Mentor’s symptoms started kicking in two days after the first reported coronavirus case in Eagle County, on Friday, March 6.
“I was one of the first people to get it, I guess, and I don’t really know where I got it from,” she said.
Timeline of symptoms
That Sunday night, her temperature read 102, she said, and she wasn’t able to sleep because “the body aches were horrible.”
On Monday, March 9, she went to her doctor.
“I still felt like death,” she said of waking up Monday after a few hours’ sleep.
Mentor said her doctor asked “immediately” if she had flu-like symptoms, which she said she did, with a cough. She was put into an isolation room and tested for the flu, strep throat and coronavirus, she said.
She was told the coronavirus test would take longer than the flu and strep throat tests.
A couple of days later, she was told, “You don’t have the flu and you don’t have strep, but we don’t know, we don’t have coronavirus back yet,” she said.
“Honestly, it was bad,” she said of the symptoms. “I was bedridden. I was waking up drenched in sweat. My sheets were soaking wet. I feel like I got it a lot worse than a lot of my friends did.”
On Thursday, March 12, Mentor got the call with her results.
“The Department of Public Health called me after hours Thursday night and told me that I was a positive,” she said.
She was told not to leave the house, which she had already assumed.
“They spent like an hour on the phone with me, going over everything I had done for the last 10 days — where I had gone, who I was with,” she said. “I pulled out my planner and went through everything with them.
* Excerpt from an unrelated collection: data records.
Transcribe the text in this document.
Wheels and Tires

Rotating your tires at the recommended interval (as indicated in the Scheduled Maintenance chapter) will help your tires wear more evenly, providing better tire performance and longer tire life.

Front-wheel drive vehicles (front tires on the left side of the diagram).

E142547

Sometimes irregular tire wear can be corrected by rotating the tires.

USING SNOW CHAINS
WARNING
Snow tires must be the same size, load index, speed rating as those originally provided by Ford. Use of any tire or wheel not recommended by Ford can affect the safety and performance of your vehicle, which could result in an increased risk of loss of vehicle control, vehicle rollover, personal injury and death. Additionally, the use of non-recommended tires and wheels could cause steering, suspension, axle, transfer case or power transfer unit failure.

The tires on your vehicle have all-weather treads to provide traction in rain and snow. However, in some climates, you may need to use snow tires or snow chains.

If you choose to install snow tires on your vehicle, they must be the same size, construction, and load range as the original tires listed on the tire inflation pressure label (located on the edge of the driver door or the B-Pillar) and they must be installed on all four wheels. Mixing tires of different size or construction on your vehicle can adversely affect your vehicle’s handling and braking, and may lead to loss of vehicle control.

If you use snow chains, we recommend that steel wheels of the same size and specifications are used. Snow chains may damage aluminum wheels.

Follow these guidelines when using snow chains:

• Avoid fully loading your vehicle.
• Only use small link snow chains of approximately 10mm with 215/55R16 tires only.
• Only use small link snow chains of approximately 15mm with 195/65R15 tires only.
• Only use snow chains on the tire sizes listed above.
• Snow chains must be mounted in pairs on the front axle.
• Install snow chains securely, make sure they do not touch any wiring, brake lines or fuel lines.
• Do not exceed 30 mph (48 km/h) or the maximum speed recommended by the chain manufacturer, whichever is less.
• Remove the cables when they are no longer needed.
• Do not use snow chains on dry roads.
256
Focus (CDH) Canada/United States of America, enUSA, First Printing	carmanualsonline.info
They contact the people they needed to contact.”
Mentor had not traveled in the weeks leading up to getting the virus, she said, and is unsure of exactly how she got it.
“They told me to take Tylenol and ibuprofen and alternate them until the fever goes away,” she said of the Department of Public Health, who calls her regularly now.
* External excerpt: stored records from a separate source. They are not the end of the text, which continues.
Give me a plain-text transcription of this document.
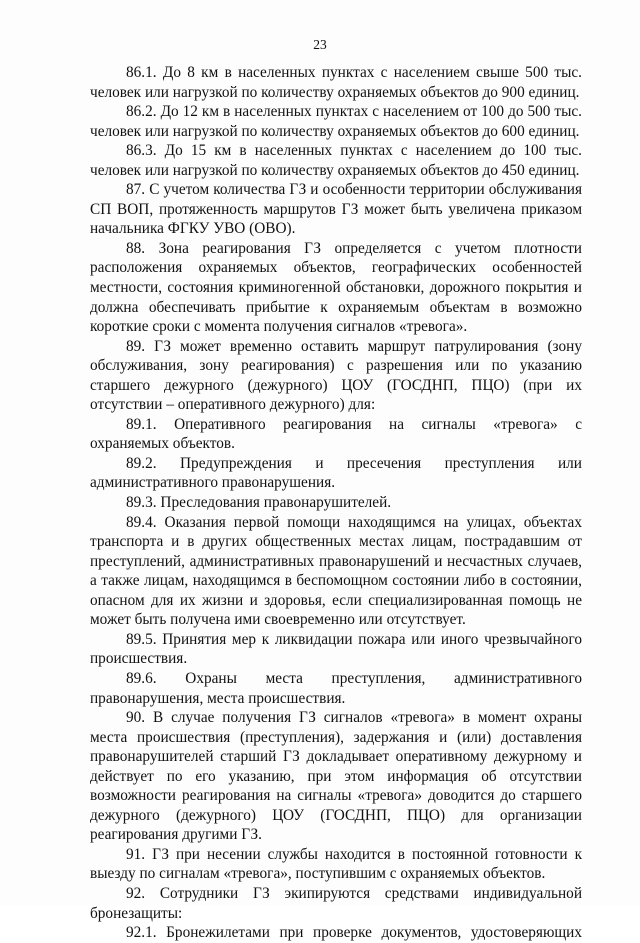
23

86.1. До 8 км в населенных пунктах с населением свыше 500 тыс. человек или нагрузкой по количеству охраняемых объектов до 900 единиц.

86.2. До 12 км в населенных пунктах с населением от 100 до 500 тыс. человек или нагрузкой по количеству охраняемых объектов до 600 единиц.

86.3. До 15 км в населенных пунктах с населением до 100 тыс. человек или нагрузкой по количеству охраняемых объектов до 450 единиц.

87. С учетом количества ГЗ и особенности территории обслуживания СП ВОП, протяженность маршрутов ГЗ может быть увеличена приказом начальника ФГКУ УВО (ОВО).

88. Зона реагирования ГЗ определяется с учетом плотности расположения охраняемых объектов, географических особенностей местности, состояния криминогенной обстановки, дорожного покрытия и должна обеспечивать прибытие к охраняемым объектам в возможно короткие сроки с момента получения сигналов «тревога».

89. ГЗ может временно оставить маршрут патрулирования (зону обслуживания, зону реагирования) с разрешения или по указанию старшего дежурного (дежурного) ЦОУ (ГОСДНП, ПЦО) (при их отсутствии – оперативного дежурного) для:

89.1. Оперативного реагирования на сигналы «тревога» с охраняемых объектов.

89.2. Предупреждения и пресечения преступления или административного правонарушения.

89.3. Преследования правонарушителей.

89.4. Оказания первой помощи находящимся на улицах, объектах транспорта и в других общественных местах лицам, пострадавшим от преступлений, административных правонарушений и несчастных случаев, а также лицам, находящимся в беспомощном состоянии либо в состоянии, опасном для их жизни и здоровья, если специализированная помощь не может быть получена ими своевременно или отсутствует.

89.5. Принятия мер к ликвидации пожара или иного чрезвычайного происшествия.

89.6. Охраны места преступления, административного правонарушения, места происшествия.

90. В случае получения ГЗ сигналов «тревога» в момент охраны места происшествия (преступления), задержания и (или) доставления правонарушителей старший ГЗ докладывает оперативному дежурному и действует по его указанию, при этом информация об отсутствии возможности реагирования на сигналы «тревога» доводится до старшего дежурного (дежурного) ЦОУ (ГОСДНП, ПЦО) для организации реагирования другими ГЗ.

91. ГЗ при несении службы находится в постоянной готовности к выезду по сигналам «тревога», поступившим с охраняемых объектов.

92. Сотрудники ГЗ экипируются средствами индивидуальной бронезащиты:

92.1. Бронежилетами при проверке документов, удостоверяющих
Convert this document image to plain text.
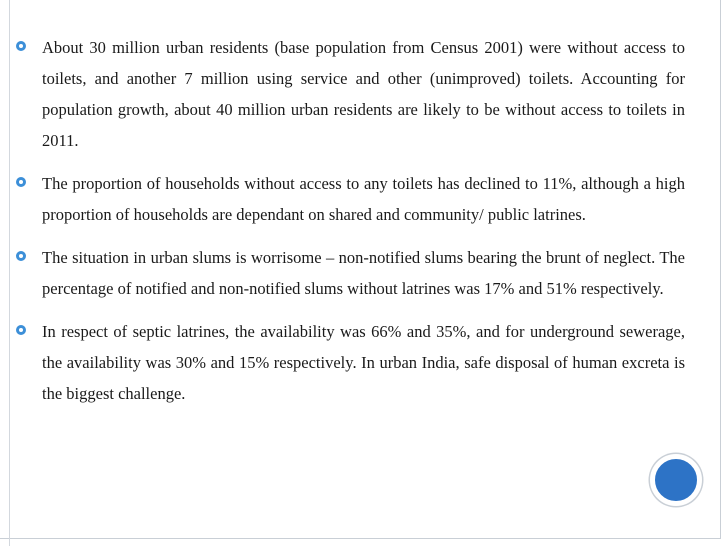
About 30 million urban residents (base population from Census 2001) were without access to toilets, and another 7 million using service and other (unimproved) toilets. Accounting for population growth, about 40 million urban residents are likely to be without access to toilets in 2011.

The proportion of households without access to any toilets has declined to 11%, although a high proportion of households are dependant on shared and community/ public latrines.

The situation in urban slums is worrisome – non-notified slums bearing the brunt of neglect. The percentage of notified and non-notified slums without latrines was 17% and 51% respectively.

In respect of septic latrines, the availability was 66% and 35%, and for underground sewerage, the availability was 30% and 15% respectively. In urban India, safe disposal of human excreta is the biggest challenge.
Friends have helped Mentor during her time of self-quarantine, picking up supplies and delivering them. On Saturday, March 14, Mentor said she hadn’t had a fever for two days. She said she might be released off quarantine by Tuesday according to her conversations with the Department of Public Health, “but there’s nothing to do anyways,” she said.
“I can see how it’s really concerning for older people,” she said, “because it knocked me down for five days.”